Jimmy P. et son French doctor

Les rapports entre psychanalyse et cinéma sont nombreux, de La Maison du docteur Edwardes d’Alfred Hitchcock au très récent – et réussi – Happiness Therapy en passant par les plus confidentiels, mais non moins excellents, Fragments d’Antonin. En ce sens, Jimmy P. (Psychothérapie d’un Indien des plaines) s’inscrit dans une longue tradition. Mais, là où la dernière réalisation d’Arnaud Desplechin se distingue, et ressemble probablement plus au récent Hannah Arendt de Margarethe Von Trotta qu’à un film tel que le classique Birdy d’Allan Parker, c’est que le propos se focalise moins sur la folie que sur la cure et, plus précisément, sur une avancée décisive en matière d’analyse. En d’autres termes, le personnage central est moins le patient que le soignant qui, grâce à (ou avec ?) son patient, parvient à une avancée théorique décisive.

C’est donc d’un biopic qu’il s’agit ici. Le film retrace en effet la cure suivie par un amérindien dans un hôpital de l’armée américaine aux côtés d’un anthropologue fantasque et désargenté, le français d’origine roumaine Georges Devereux. Des débuts de la prise en charge à la rémission totale du patient, Arnaud Desplechin suit avec talent les progrès de cette thérapie, livrant une œuvre de belle facture, plaisante à regarder.

Le film est en effet visuellement splendide. Les décors sont très beaux et les plaines du middle west américain sont merveilleusement bien filmées. Certains plans sont ainsi dignes des plus beaux westerns. Les troubles pyschologiques du patient sont également traités de manière très intéressante, de façon à la fois explicite et poétique sans jamais tomber dans les travers d’un onirisme excessif toujours pesant.

On se doit également de dire quelques mots de la performance sensationnelle délivrée par les acteurs. Benicio del Toro livre ici une composition magnifique, toute en intensité et sobriété, et incarne parfaitement Jimmy Picard. Si Mathieu Amalric a une partition sans doute sensiblement plus aisée en interprétant le rôle de Georges Devereux, il convient de reconnaître que celui-ci s’en sort avec brio.

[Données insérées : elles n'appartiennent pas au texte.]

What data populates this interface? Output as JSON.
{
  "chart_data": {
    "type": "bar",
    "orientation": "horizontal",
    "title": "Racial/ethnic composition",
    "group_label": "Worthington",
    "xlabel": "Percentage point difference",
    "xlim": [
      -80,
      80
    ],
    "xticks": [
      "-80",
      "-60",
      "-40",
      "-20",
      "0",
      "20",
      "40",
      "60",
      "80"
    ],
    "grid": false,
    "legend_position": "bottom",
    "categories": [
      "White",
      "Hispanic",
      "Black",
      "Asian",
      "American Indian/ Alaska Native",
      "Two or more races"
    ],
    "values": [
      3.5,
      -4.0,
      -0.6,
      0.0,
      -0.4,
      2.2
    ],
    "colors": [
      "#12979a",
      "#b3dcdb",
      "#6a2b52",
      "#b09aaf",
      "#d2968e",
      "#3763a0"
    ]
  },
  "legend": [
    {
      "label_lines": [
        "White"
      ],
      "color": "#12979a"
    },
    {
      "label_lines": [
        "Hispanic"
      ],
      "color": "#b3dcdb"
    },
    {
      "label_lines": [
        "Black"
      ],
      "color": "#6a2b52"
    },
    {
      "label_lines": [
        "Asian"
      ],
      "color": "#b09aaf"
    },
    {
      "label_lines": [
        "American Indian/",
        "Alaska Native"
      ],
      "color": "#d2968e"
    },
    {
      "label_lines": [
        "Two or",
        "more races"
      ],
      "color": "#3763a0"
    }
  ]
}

Pourtant, malgré une photographie irréprochable, des acteurs de talent et un scénario bien construit, ce Jimmy P. (Psychothérapie d’un Indien des plaines) ne parvient pas à nous convaincre totalement. En effet, sans prétendre être spécialiste du sujet, il nous semble que l’un des intérêts épistémologiques de la cure de ce James Picard – il s’agit d’un pseudonyme inventé par Devereux pour protéger l’anonymat de son patient – est la prise en compte par le soignant de l’environnement culturel du malade. Ce faisant, on entre non seulement, dans le cas présent, dans la culture indienne mais on découvre un certain nombre de stéréotypes sociaux attachés à la minorité considérée1. Or il apparait que ce qui est alors une réelle nouveauté méthodologique n’est pas assez mis en avant par le cinéaste, sans doute trop préoccupé à se focaliser sur le huis-clos de la cure. Mais il n’en demeure pas moins qu’on ne peut que conseiller ce film qui, par bien des égards, est une véritable réussite.

Erwan LE GALL

 

1 Pour une approche pendant la Première Guerre mondiale on renverra à la passionnante communication d’Emmanuelle Cronier dans Petites patries dans la Grande Guerre.